What and when is the event in October? I should have my setup more than dialed in by then.
 
Another bit of good news. Racing Brake Performance 3 specific rear 2-piece rotor is in the final stage of production. :) ETA another two to three week for shipment. I'm planning a two day track weekend in October at Buttonwillow, plenty of time for me to get this installed plus the sway bar and MPP rear control arms. :D

Got my XT910 rear pads earlier this week, looking forward to the rear rotors coming as well. Front RB rotors with XT910 pads went on last week. Have my next track day coming in August, hoping to see a big improvement over the stock brakes from my first outing.

I'm sure I'll be referencing your pics in this thread when I do the rears.
 
Got my XT910 rear pads earlier this week, looking forward to the rear rotors coming as well. Front RB rotors with XT910 pads went on last week. Have my next track day coming in August, hoping to see a big improvement over the stock brakes from my first outing.

I'm sure I'll be referencing your pics in this thread when I do the rears.
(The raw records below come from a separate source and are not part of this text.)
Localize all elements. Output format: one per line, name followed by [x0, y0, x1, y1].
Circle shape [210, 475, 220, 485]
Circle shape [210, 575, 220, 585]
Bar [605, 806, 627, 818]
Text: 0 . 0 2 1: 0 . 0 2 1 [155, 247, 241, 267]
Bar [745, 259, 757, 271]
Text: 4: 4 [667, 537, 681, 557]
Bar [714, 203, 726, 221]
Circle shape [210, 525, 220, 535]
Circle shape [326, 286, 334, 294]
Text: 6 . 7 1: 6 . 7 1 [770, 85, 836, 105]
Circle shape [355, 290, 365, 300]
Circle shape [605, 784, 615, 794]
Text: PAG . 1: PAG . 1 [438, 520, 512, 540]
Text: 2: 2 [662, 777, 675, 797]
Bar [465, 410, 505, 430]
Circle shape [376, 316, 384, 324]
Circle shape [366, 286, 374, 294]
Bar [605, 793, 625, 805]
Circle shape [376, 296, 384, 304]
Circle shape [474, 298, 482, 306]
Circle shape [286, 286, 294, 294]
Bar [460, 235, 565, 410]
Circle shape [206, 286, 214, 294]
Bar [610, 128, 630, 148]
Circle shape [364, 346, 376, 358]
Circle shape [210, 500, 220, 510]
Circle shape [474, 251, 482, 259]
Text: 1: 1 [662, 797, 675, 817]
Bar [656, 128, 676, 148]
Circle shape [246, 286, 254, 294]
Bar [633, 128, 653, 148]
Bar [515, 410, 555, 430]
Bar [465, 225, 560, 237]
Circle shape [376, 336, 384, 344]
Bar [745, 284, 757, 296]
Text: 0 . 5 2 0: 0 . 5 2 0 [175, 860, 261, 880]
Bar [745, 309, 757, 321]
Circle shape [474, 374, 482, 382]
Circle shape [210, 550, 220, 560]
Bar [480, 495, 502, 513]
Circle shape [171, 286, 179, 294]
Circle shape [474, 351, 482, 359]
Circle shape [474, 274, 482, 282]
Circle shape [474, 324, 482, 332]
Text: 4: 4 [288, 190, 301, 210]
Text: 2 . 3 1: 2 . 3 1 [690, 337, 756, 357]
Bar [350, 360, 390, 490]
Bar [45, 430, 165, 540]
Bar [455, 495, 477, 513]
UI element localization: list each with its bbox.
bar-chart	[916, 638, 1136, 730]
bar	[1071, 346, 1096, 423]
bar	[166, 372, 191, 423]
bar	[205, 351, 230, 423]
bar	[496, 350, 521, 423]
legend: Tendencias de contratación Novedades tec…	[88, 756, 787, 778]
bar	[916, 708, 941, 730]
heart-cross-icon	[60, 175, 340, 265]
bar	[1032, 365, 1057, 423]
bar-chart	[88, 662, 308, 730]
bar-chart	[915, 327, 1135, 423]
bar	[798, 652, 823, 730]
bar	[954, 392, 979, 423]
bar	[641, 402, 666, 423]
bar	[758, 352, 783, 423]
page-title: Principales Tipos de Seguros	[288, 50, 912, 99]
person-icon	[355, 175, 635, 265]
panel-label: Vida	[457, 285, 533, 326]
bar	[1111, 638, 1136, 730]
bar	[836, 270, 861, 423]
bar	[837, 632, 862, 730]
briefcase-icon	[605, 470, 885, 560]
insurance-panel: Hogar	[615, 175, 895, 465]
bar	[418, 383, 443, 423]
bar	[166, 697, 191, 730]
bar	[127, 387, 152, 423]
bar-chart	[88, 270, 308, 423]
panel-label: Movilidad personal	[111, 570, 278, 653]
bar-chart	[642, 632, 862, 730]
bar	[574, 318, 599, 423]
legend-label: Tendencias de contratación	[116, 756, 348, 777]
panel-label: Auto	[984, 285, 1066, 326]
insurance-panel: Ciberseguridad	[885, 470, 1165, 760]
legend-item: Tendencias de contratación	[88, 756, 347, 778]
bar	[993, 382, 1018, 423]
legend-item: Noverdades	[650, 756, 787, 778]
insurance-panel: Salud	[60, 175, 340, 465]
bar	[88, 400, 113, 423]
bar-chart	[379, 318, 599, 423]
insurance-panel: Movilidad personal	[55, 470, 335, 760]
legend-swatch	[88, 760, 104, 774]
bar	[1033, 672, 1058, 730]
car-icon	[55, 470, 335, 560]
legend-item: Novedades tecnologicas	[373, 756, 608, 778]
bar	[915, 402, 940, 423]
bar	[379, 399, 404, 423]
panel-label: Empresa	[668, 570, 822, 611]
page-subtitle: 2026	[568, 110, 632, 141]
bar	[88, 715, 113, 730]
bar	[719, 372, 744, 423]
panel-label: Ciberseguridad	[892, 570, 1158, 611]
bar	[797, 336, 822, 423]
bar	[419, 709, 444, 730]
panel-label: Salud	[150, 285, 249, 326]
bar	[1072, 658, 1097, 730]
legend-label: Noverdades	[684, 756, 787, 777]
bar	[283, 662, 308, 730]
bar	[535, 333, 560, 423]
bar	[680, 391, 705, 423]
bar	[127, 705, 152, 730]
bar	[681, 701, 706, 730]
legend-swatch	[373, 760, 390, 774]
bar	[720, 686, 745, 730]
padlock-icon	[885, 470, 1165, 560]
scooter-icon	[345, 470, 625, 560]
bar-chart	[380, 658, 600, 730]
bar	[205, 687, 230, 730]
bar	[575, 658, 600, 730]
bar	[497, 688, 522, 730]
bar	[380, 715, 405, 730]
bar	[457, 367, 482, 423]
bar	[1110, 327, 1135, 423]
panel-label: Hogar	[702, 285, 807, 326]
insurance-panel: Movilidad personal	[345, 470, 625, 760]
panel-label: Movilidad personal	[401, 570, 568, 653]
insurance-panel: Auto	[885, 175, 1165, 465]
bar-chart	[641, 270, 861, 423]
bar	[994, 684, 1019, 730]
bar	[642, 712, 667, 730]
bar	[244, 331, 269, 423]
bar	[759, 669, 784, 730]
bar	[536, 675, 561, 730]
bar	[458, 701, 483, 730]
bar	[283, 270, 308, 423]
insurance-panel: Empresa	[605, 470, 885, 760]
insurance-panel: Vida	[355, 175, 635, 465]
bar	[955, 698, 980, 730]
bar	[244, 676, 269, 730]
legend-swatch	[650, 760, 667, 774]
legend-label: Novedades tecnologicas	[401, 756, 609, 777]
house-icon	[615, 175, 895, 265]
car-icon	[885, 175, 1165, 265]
I just finish setup my car for Laguna Seca, including XT910 rear. Model 3 has a lot of idiosyncrasies. Will do a write up when I get to my hotel in Salinas later.
 
Where do you buy your super blue? I've mostly been buying Typ 200 for the past several years. In maybe 2015 a mechanic told me that any color for brake fluid besides gold was illegal and super blue was mostly pulled from the market, but I haven't actually tried to buy the blue stuff.

Those parking brake gearboxes also look strikingly similar to Power Wheels gearboxes!
 
Where do you buy your super blue? I've mostly been buying Typ 200 for the past several years. In maybe 2015 a mechanic told me that any color for brake fluid besides gold was illegal and super blue was mostly pulled from the market, but I haven't actually tried to buy the blue stuff.

Those parking brake gearboxes also look strikingly similar to Power Wheels gearboxes!

I had a stockpile of ATE Superblue from before they were banned.